If you were to convert those emerald blocks into emeralds and add the rest of the emeralds to it, you would see the total is indeed 129. Smart Compression effectively increases your maximum up to 640: a stack of the compressed item, and a stack of the uncompressed item. Also, Smart Compression works on emeralds, diamonds, gold ingots, gold nuggets, and iron ingots, all of which can easily be converted into a compressed form at a ratio of 9-per-compressed-item and likewise converted back - thus, you can set your currency item to any of those items and rest assured that Smart Compression will still apply.

Using My Chart to Balance Trading Yourself and Exporting the Results to Your Configuration

I suppose this is also a convenience/feature, but it deserves its own section. Remember that chart I mentioned earlier? It can be downloaded here, and is fully interactive.

The only cell in the chart with a value not calculated from other cells is the gold-colored cell next to Gold Ore. It's a sort of "gold standard", if you will, which determines how much emeralds are worth. Double it, and emeralds are halved in value. Halve it, and emeralds are doubled in value, and so on. The rest of the chart will update with your changes.
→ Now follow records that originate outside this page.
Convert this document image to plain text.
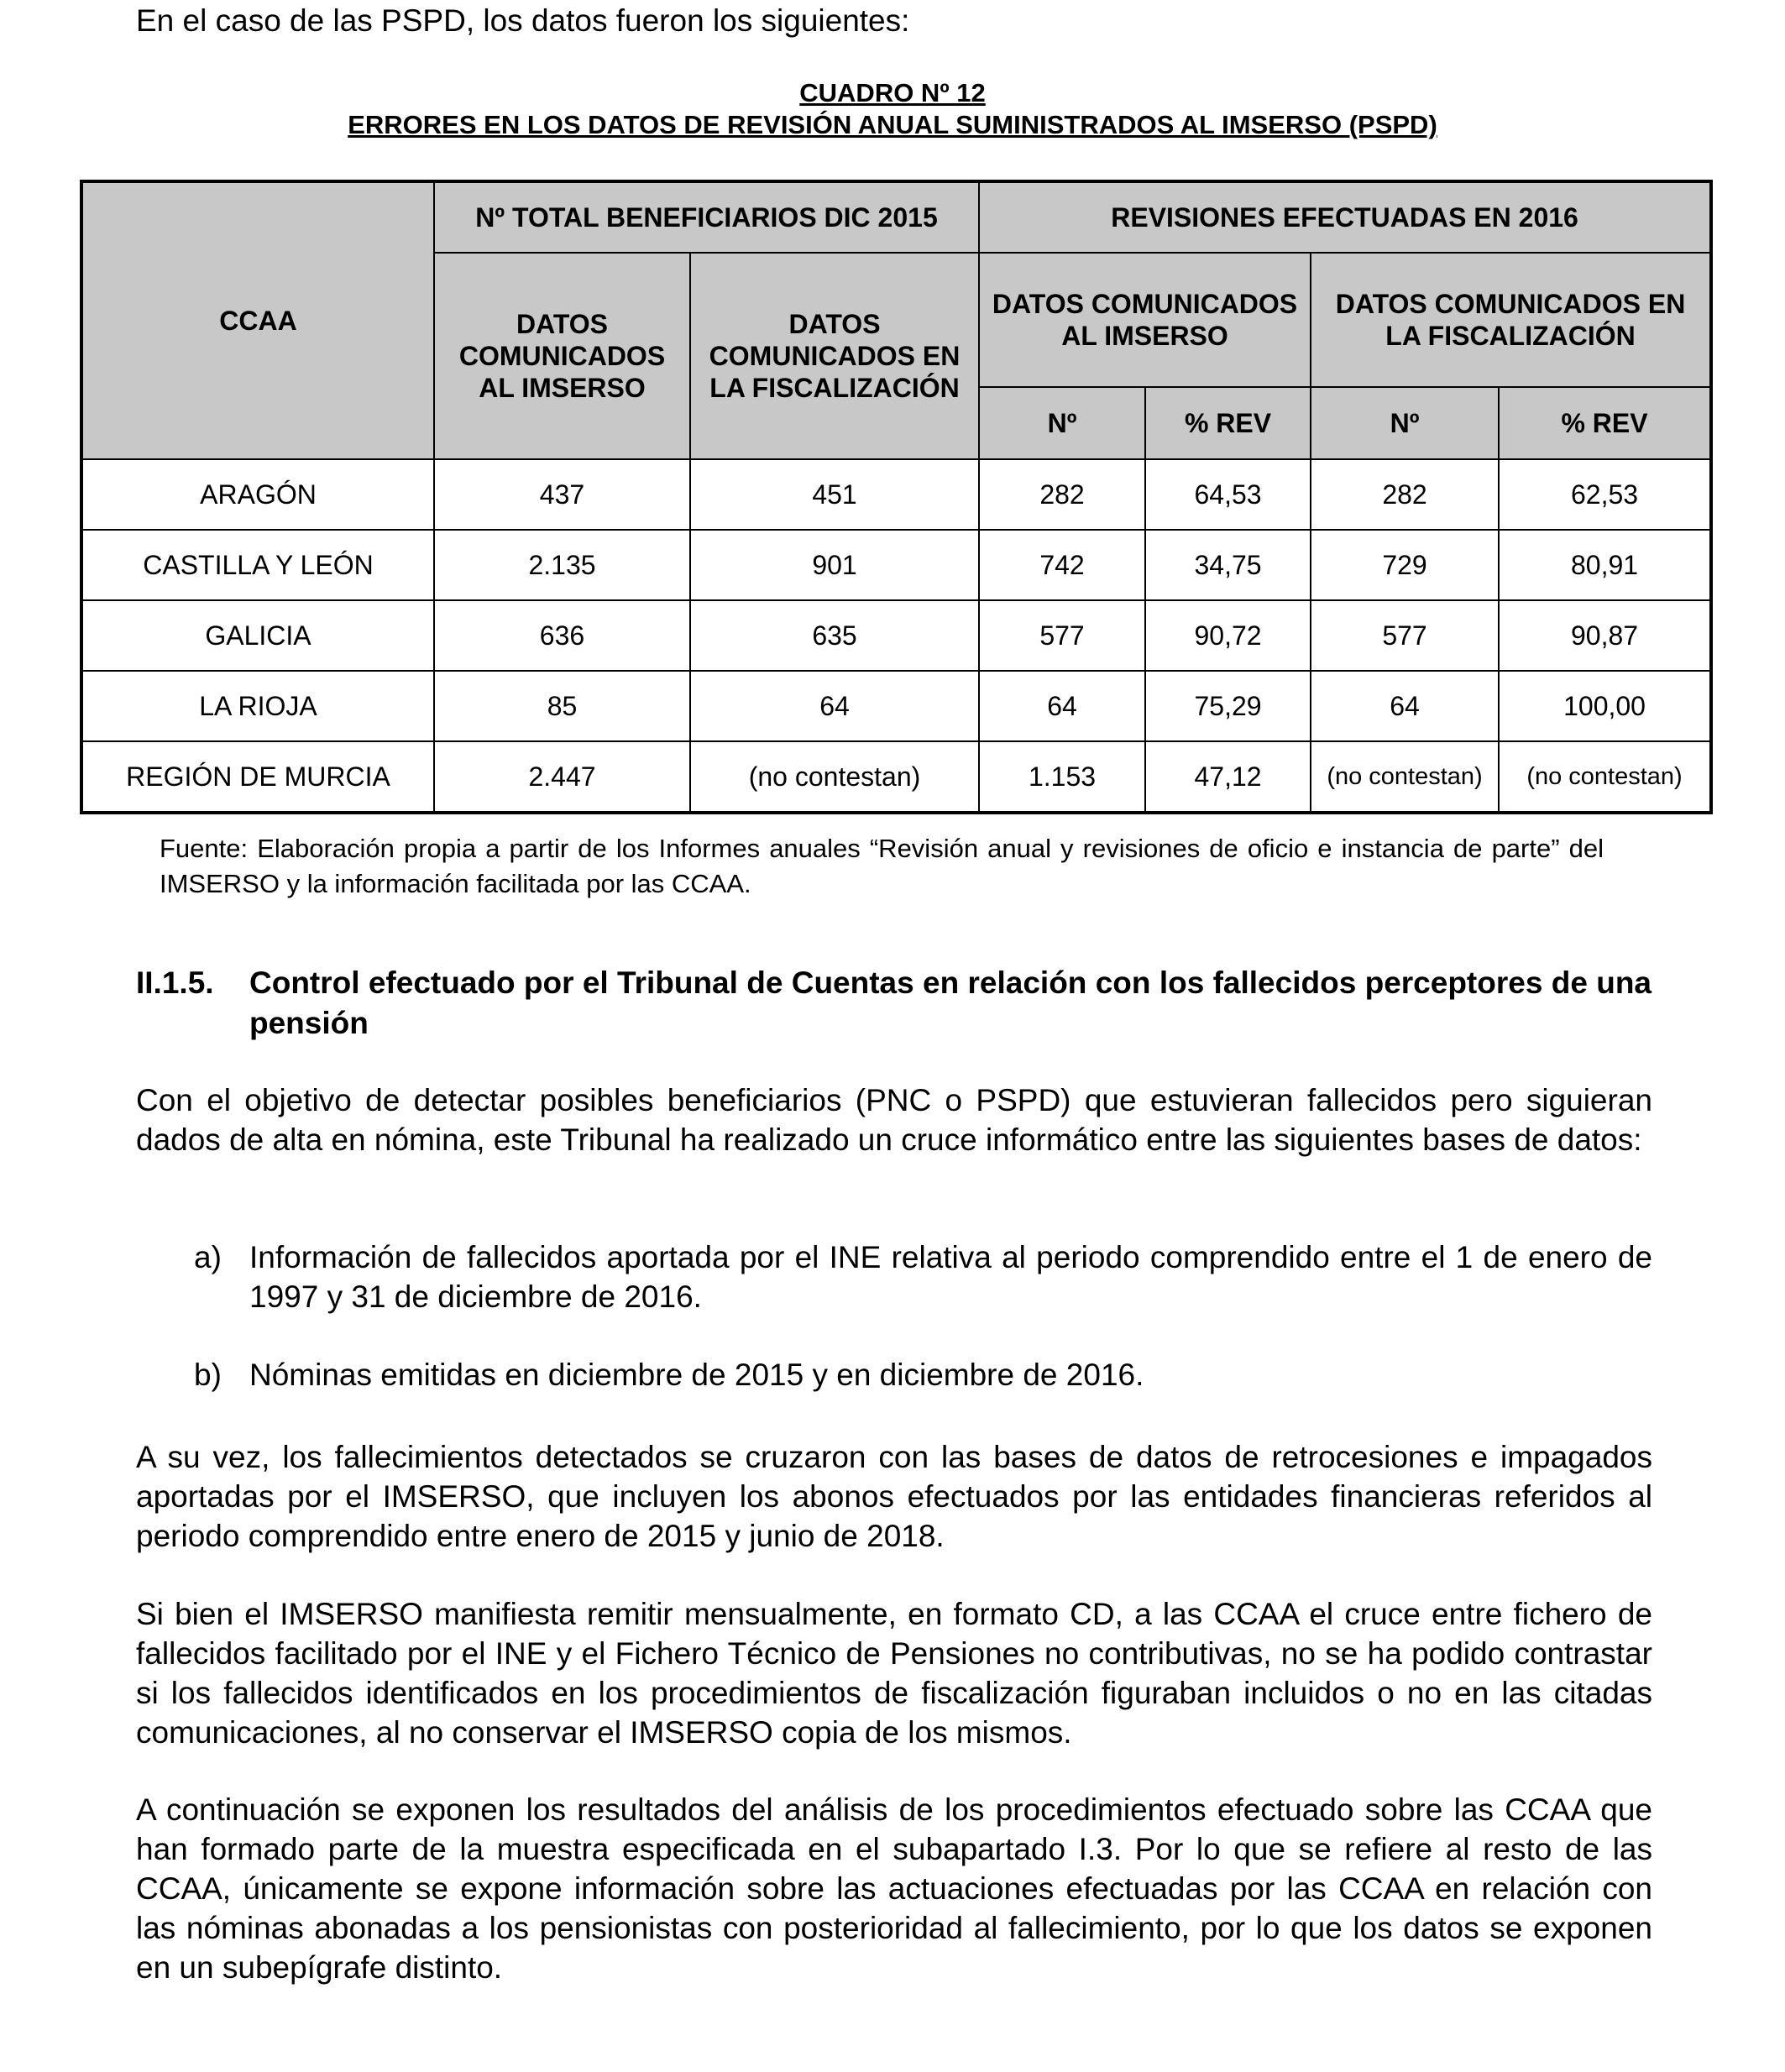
En el caso de las PSPD, los datos fueron los siguientes:

CUADRO Nº 12

ERRORES EN LOS DATOS DE REVISIÓN ANUAL SUMINISTRADOS AL IMSERSO (PSPD)

CCAA	Nº TOTAL BENEFICIARIOS DIC 2015		REVISIONES EFECTUADAS EN 2016			
	DATOS COMUNICADOS AL IMSERSO	DATOS COMUNICADOS EN LA FISCALIZACIÓN	DATOS COMUNICADOS AL IMSERSO		DATOS COMUNICADOS EN LA FISCALIZACIÓN	
			Nº	% REV	Nº	% REV
ARAGÓN	437	451	282	64,53	282	62,53
CASTILLA Y LEÓN	2.135	901	742	34,75	729	80,91
GALICIA	636	635	577	90,72	577	90,87
LA RIOJA	85	64	64	75,29	64	100,00
REGIÓN DE MURCIA	2.447	(no contestan)	1.153	47,12	(no contestan)	(no contestan)

Fuente: Elaboración propia a partir de los Informes anuales “Revisión anual y revisiones de oficio e instancia de parte” del IMSERSO y la información facilitada por las CCAA.

II.1.5. Control efectuado por el Tribunal de Cuentas en relación con los fallecidos perceptores de una pensión

Con el objetivo de detectar posibles beneficiarios (PNC o PSPD) que estuvieran fallecidos pero siguieran dados de alta en nómina, este Tribunal ha realizado un cruce informático entre las siguientes bases de datos:

a) Información de fallecidos aportada por el INE relativa al periodo comprendido entre el 1 de enero de 1997 y 31 de diciembre de 2016.

b) Nóminas emitidas en diciembre de 2015 y en diciembre de 2016.

A su vez, los fallecimientos detectados se cruzaron con las bases de datos de retrocesiones e impagados aportadas por el IMSERSO, que incluyen los abonos efectuados por las entidades financieras referidos al periodo comprendido entre enero de 2015 y junio de 2018.

Si bien el IMSERSO manifiesta remitir mensualmente, en formato CD, a las CCAA el cruce entre fichero de fallecidos facilitado por el INE y el Fichero Técnico de Pensiones no contributivas, no se ha podido contrastar si los fallecidos identificados en los procedimientos de fiscalización figuraban incluidos o no en las citadas comunicaciones, al no conservar el IMSERSO copia de los mismos.

A continuación se exponen los resultados del análisis de los procedimientos efectuado sobre las CCAA que han formado parte de la muestra especificada en el subapartado I.3. Por lo que se refiere al resto de las CCAA, únicamente se expone información sobre las actuaciones efectuadas por las CCAA en relación con las nóminas abonadas a los pensionistas con posterioridad al fallecimiento, por lo que los datos se exponen en un subepígrafe distinto.
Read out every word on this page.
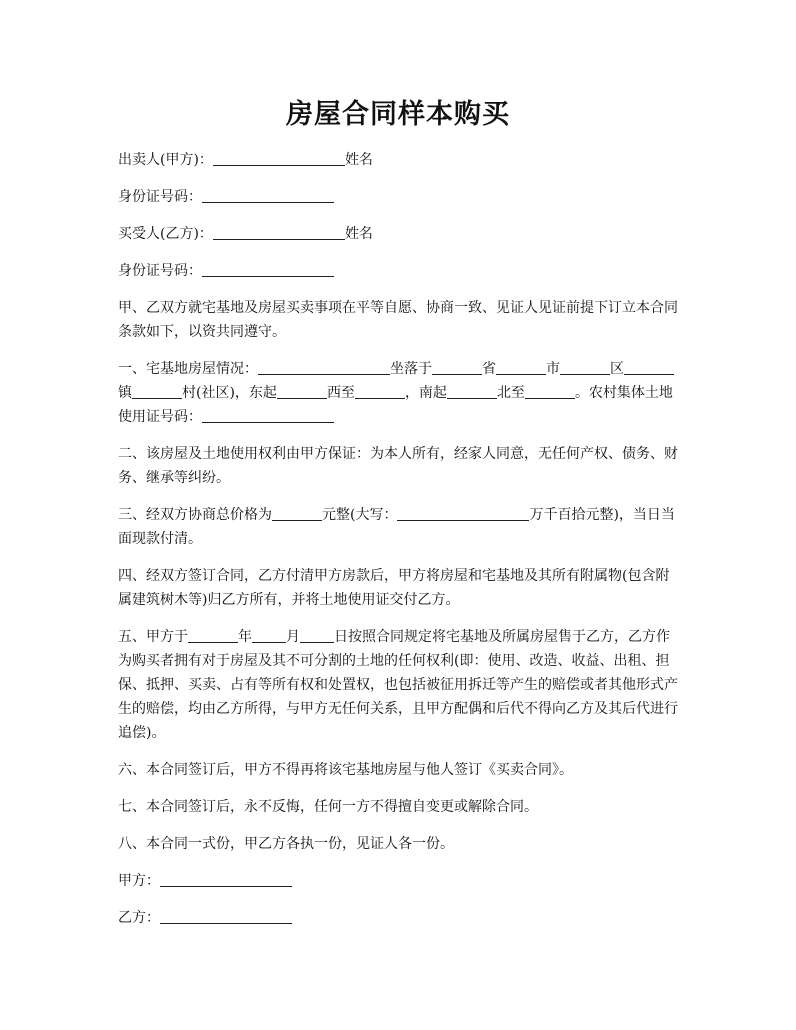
房屋合同样本购买

出卖人(甲方)：	姓名

身份证号码：

买受人(乙方)：	姓名

身份证号码：

甲、乙双方就宅基地及房屋买卖事项在平等自愿、协商一致、见证人见证前提下订立本合同条款如下，以资共同遵守。

一、宅基地房屋情况：	坐落于	省	市	区镇	村(社区)，东起	西至	，南起	北至	。农村集体土地使用证号码：

二、该房屋及土地使用权利由甲方保证：为本人所有，经家人同意，无任何产权、债务、财务、继承等纠纷。

三、经双方协商总价格为	元整(大写：	万千百拾元整)，当日当面现款付清。

四、经双方签订合同，乙方付清甲方房款后，甲方将房屋和宅基地及其所有附属物(包含附属建筑树木等)归乙方所有，并将土地使用证交付乙方。

五、甲方于	年 月 日按照合同规定将宅基地及所属房屋售于乙方，乙方作为购买者拥有对于房屋及其不可分割的土地的任何权利(即：使用、改造、收益、出租、担保、抵押、买卖、占有等所有权和处置权，也包括被征用拆迁等产生的赔偿或者其他形式产生的赔偿，均由乙方所得，与甲方无任何关系，且甲方配偶和后代不得向乙方及其后代进行追偿)。

六、本合同签订后，甲方不得再将该宅基地房屋与他人签订《买卖合同》。

七、本合同签订后，永不反悔，任何一方不得擅自变更或解除合同。

八、本合同一式份，甲乙方各执一份，见证人各一份。

甲方：

乙方：
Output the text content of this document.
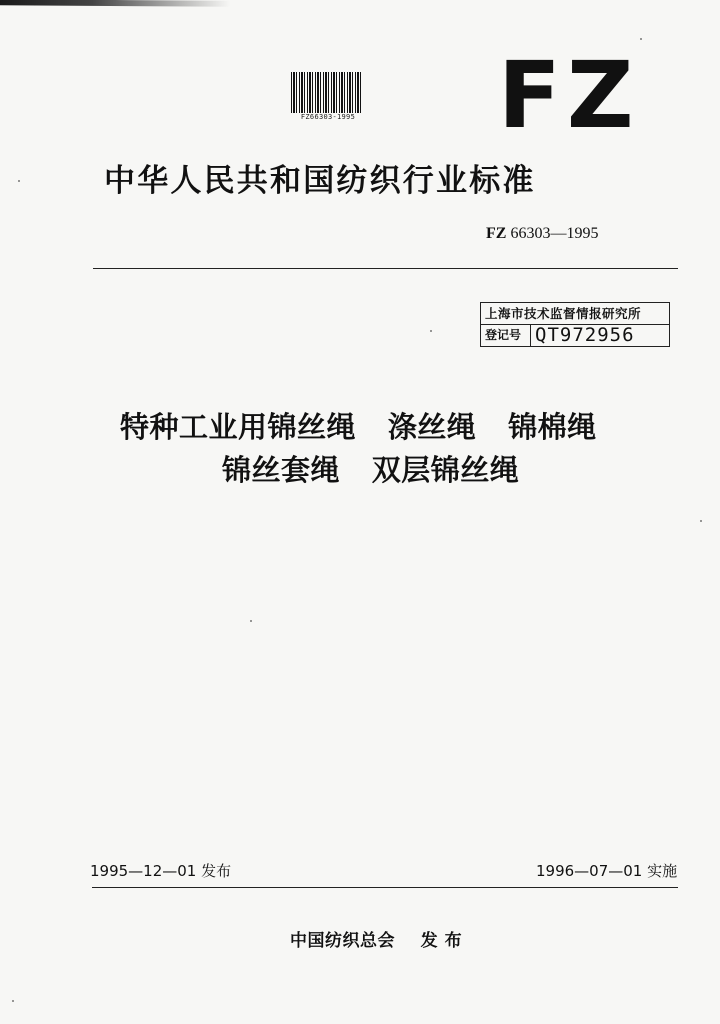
FZ66303-1995 FZ
中华人民共和国纺织行业标准
FZ 66303—1995
上海市技术监督情报研究所
登记号 QT972956
特种工业用锦丝绳   涤丝绳   锦棉绳
锦丝套绳   双层锦丝绳
1995—12—01 发布	1996—07—01 实施
中国纺织总会    发 布
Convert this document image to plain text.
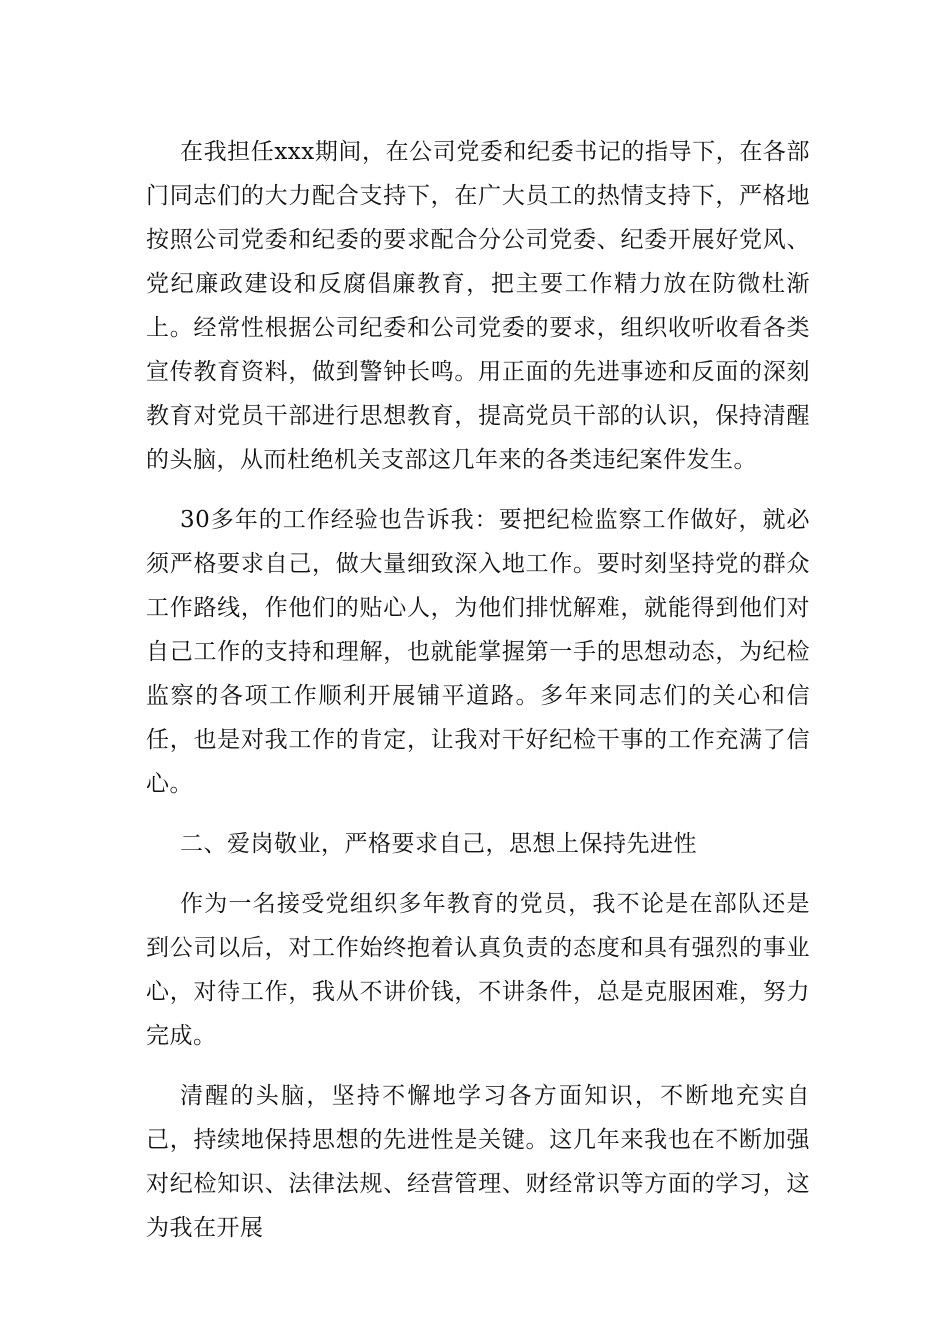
在我担任xxx期间，在公司党委和纪委书记的指导下，在各部门同志们的大力配合支持下，在广大员工的热情支持下，严格地按照公司党委和纪委的要求配合分公司党委、纪委开展好党风、党纪廉政建设和反腐倡廉教育，把主要工作精力放在防微杜渐上。经常性根据公司纪委和公司党委的要求，组织收听收看各类宣传教育资料，做到警钟长鸣。用正面的先进事迹和反面的深刻教育对党员干部进行思想教育，提高党员干部的认识，保持清醒的头脑，从而杜绝机关支部这几年来的各类违纪案件发生。

30多年的工作经验也告诉我：要把纪检监察工作做好，就必须严格要求自己，做大量细致深入地工作。要时刻坚持党的群众工作路线，作他们的贴心人，为他们排忧解难，就能得到他们对自己工作的支持和理解，也就能掌握第一手的思想动态，为纪检监察的各项工作顺利开展铺平道路。多年来同志们的关心和信任，也是对我工作的肯定，让我对干好纪检干事的工作充满了信心。

二、爱岗敬业，严格要求自己，思想上保持先进性

作为一名接受党组织多年教育的党员，我不论是在部队还是到公司以后，对工作始终抱着认真负责的态度和具有强烈的事业心，对待工作，我从不讲价钱，不讲条件，总是克服困难，努力完成。

清醒的头脑，坚持不懈地学习各方面知识，不断地充实自己，持续地保持思想的先进性是关键。这几年来我也在不断加强对纪检知识、法律法规、经营管理、财经常识等方面的学习，这为我在开展
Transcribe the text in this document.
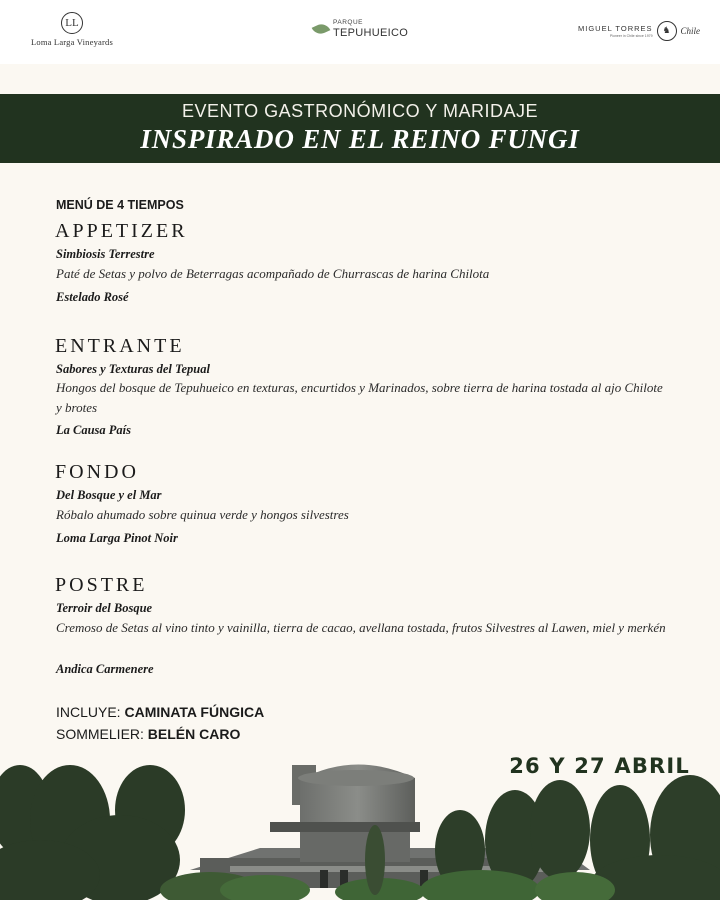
LL
Loma Larga Vineyards
PARQUE
TEPUHUEICO	MIGUEL TORRES
Pioneer in Chile since 1979	♞	Chile
EVENTO GASTRONÓMICO Y MARIDAJE
INSPIRADO EN EL REINO FUNGI
MENÚ DE 4 TIEMPOS
APPETIZER
Simbiosis Terrestre
Paté de Setas y polvo de Beterragas acompañado de Churrascas de harina Chilota
Estelado Rosé
ENTRANTE
Sabores y Texturas del Tepual
Hongos del bosque de Tepuhueico en texturas, encurtidos y Marinados, sobre tierra de harina tostada al ajo Chilote y brotes
La Causa País
FONDO
Del Bosque y el Mar
Róbalo ahumado sobre quinua verde y hongos silvestres
Loma Larga Pinot Noir
POSTRE
Terroir del Bosque
Cremoso de Setas al vino tinto y vainilla, tierra de cacao, avellana tostada, frutos Silvestres al Lawen, miel y merkén
Andica Carmenere
INCLUYE: CAMINATA FÚNGICA
SOMMELIER: BELÉN CARO
26 Y 27 ABRIL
If you don't want to use emerald as your currency item, you can choose an item you do want to use. If it's in the chart, find its value in the "Adjusted for Usefulness" column. This column is bold because it represents the actual worth of that item in emeralds. Now, take that number and invert it, and place that inversion in the golden cell (so, to set the currency to diamond, you would put 1/17.7999 into the gold cell). If you did this correctly, the "Adjusted for Usefulness" of that item should read 1, as it is indeed worth one of itself. All other cells in the chart have been recalculated in value, and are now priced in that item instead of emeralds.

You can make any other changes to the chart by editing the formulas of its cells, or editing the special variables to the right of the chart (the "Modifiers" column, U).

Finally, look for "Rebalance Villagers Plugin", cell AC1. Around there, there are four cells (in the "Copy this code into offers.yml" column) which you must copy the contents of into offers.yml. The proper destinations of each are specified in AC, while the actual values to copy are in AD. Simply copy these in, erasing the unwanted original values in the process, and the plugin will new use these values.

Note: If the cell AF6 says there are errors, please look in the column V ("Valid Offer Checker") for what the errors are. These errors are when invalid offers are created, for example offers which are impossible to complete (requesting more items than the player can put in the input slots), offers which would produce impossible item stacks (e.g. stacked tools), or nonsensical situations such as a villager providing items at a cost of zero emeralds. So remember to make sure there are no errors reported in AF6 before you copy the config outputs!

Oh, and if you changed the currency item in the chart, be sure you change 'currency-item' in offers.yml too!

Dev Builds

You can always find the latest snapshot in the Jenkins

Github Source Code

The source code of this plugin can be found here. It's my first plugin, so feel free to let me know if I've done anything horribly nooby :p

If you would like to contribute to the plugin, you may use Pull Requests. Add yourself with an '@author' in the javadoc tags of any part you create or substantially modify - you can identify yourself with whatever name you like. Of course, I will publicly acknowledge that you have contributed to this project.

Special Thanks

  • WolfieMario, the initial creator of this plugin: thanks for the whole idea and opportunity with this great plugin and thanks for all your work you've done here!
  • nisovin, the creator of the Shopkeepers plugin: thanks to him/her making Shopkeepers open-source, WolfieMario could make the plugin compatible with his and rest assured that he's not doing anything horribly wrong in the code.
  • Icyene, for pointing WolfieMario in the right direction when he started - without his good deal of help, he would have had no clue how to start coding this plugin.

¹ Development builds of this project can be acquired at the provided continuous integration server. These builds have not been approved by the BukkitDev staff. Use them at your own risk.